On first entering email on login, If your login provider is your own app, you redirect to your own login password page.


👤 dylz
SAML, single sign on, 2FA confirmation, etc.

For example, I don't know what login method a user would be using (our own password? or redirect them to their corporate's auth portal) until they enter their email.


👤 RealStickman_
I'd like to mention that bitwarden seems to handle that rather well (the browser extension at) on the sites I tried. (Backblaze and google login for example)

👤 kevsim
If it's done properly, it shouldn't mess with password managers. The trick to doing it properly is to put a hidden password field on the first screen so the password manager can still fill it in. If the page sees them both filled in, it knows it's not dealing with a federated identity situation and can just log the user in.

Other services show both the username/password but send requests to the server as the user types their email address and take away the password field if it's an email associated with an SSO domain. I believe this is how Dropbox does it (could be remembering wrong).


👤 bruce511
I don't do this myself, but I did consider doing it, because to some degree it simplifies work flow in the login process.

By way of background I should point out that logins can be a Lot more complicated than just "enter login and password" and critically the complexity may be different per user.

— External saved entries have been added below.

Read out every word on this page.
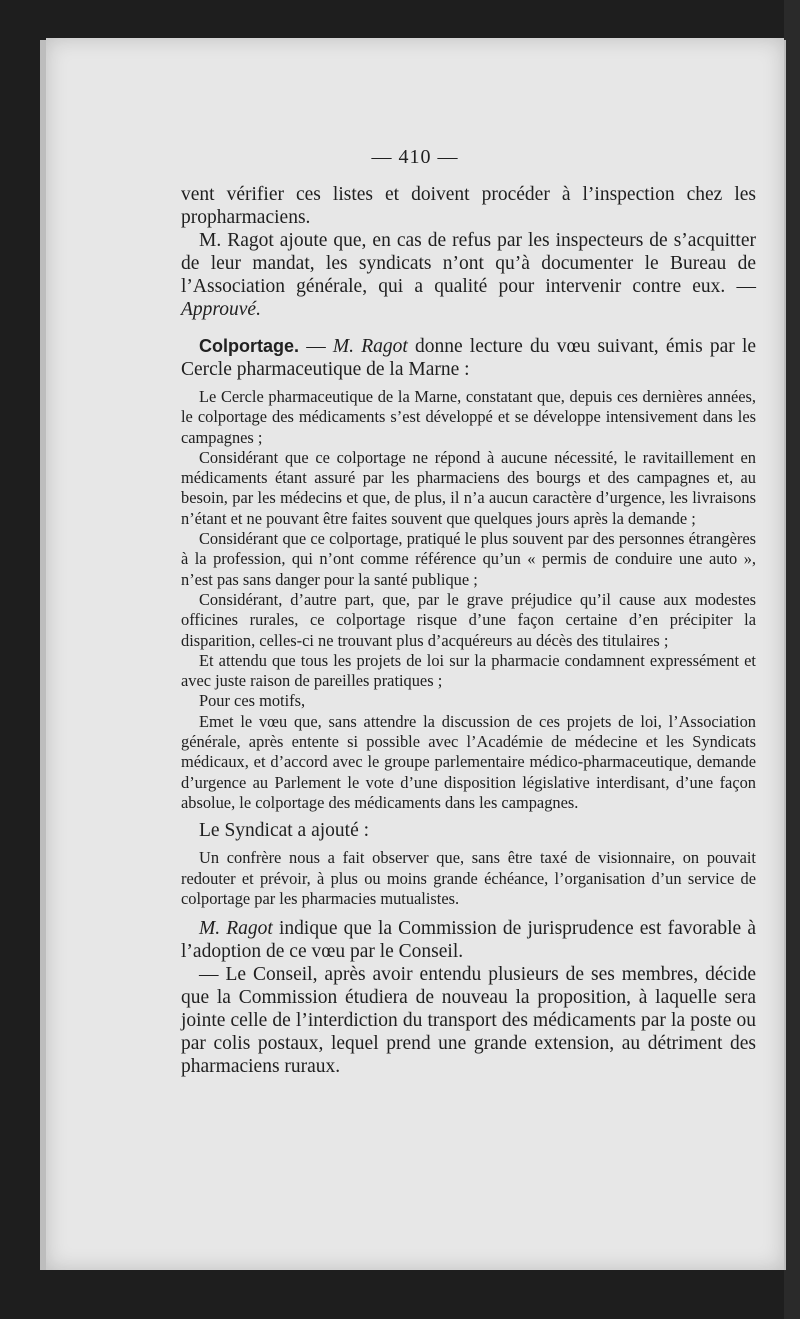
— 410 —

vent vérifier ces listes et doivent procéder à l’inspection chez les propharmaciens.

M. Ragot ajoute que, en cas de refus par les inspecteurs de s’acquitter de leur mandat, les syndicats n’ont qu’à documenter le Bureau de l’Association générale, qui a qualité pour intervenir contre eux. — Approuvé.

Colportage. — M. Ragot donne lecture du vœu suivant, émis par le Cercle pharmaceutique de la Marne :

Le Cercle pharmaceutique de la Marne, constatant que, depuis ces dernières années, le colportage des médicaments s’est développé et se développe intensivement dans les campagnes ;

Considérant que ce colportage ne répond à aucune nécessité, le ravitaillement en médicaments étant assuré par les pharmaciens des bourgs et des campagnes et, au besoin, par les médecins et que, de plus, il n’a aucun caractère d’urgence, les livraisons n’étant et ne pouvant être faites souvent que quelques jours après la demande ;

Considérant que ce colportage, pratiqué le plus souvent par des personnes étrangères à la profession, qui n’ont comme référence qu’un « permis de conduire une auto », n’est pas sans danger pour la santé publique ;

Considérant, d’autre part, que, par le grave préjudice qu’il cause aux modestes officines rurales, ce colportage risque d’une façon certaine d’en précipiter la disparition, celles-ci ne trouvant plus d’acquéreurs au décès des titulaires ;

Et attendu que tous les projets de loi sur la pharmacie condamnent expressément et avec juste raison de pareilles pratiques ;

Pour ces motifs,

Emet le vœu que, sans attendre la discussion de ces projets de loi, l’Association générale, après entente si possible avec l’Académie de médecine et les Syndicats médicaux, et d’accord avec le groupe parlementaire médico-pharmaceutique, demande d’urgence au Parlement le vote d’une disposition législative interdisant, d’une façon absolue, le colportage des médicaments dans les campagnes.

Le Syndicat a ajouté :

Un confrère nous a fait observer que, sans être taxé de visionnaire, on pouvait redouter et prévoir, à plus ou moins grande échéance, l’organisation d’un service de colportage par les pharmacies mutualistes.

M. Ragot indique que la Commission de jurisprudence est favorable à l’adoption de ce vœu par le Conseil.

— Le Conseil, après avoir entendu plusieurs de ses membres, décide que la Commission étudiera de nouveau la proposition, à laquelle sera jointe celle de l’interdiction du transport des médicaments par la poste ou par colis postaux, lequel prend une grande extension, au détriment des pharmaciens ruraux.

For example some users have 2FA turned on, so we need to collect user name, password And say SMS code. This is the very tip of the iceberg.

So identifying the user first can make it easier to then determine which path to follow.

Ultimately I didn't go this route because AJAX can be used to get the user-name when entered. However it can then get complicated when the user name and password are entered and the login button clicked at the same time (like by a password manager).

So multi-step input is easier to code.


👤 bigums
I thought the original intent was to help prevent phishing. If you have to enter you username on the initial page, the subsequent page could then present you with your profile picture and name. That would then condition the user to look for it. I have no evidence to validate that, but just how I thought it was designed to work.

All of the other comments seem to have much more logical explanations, like SSO and OAuth options.


👤 netsharc
evernote.com shows the username field, and you have to click "continue" and it has some dumb slow animation that reveals the password field. If you get your password wrong, the screen freezes for a few seconds, then the password field disappears and the reveal animation happens again, now with the "Incorrect password" message.

Maybe they really want people to use their app.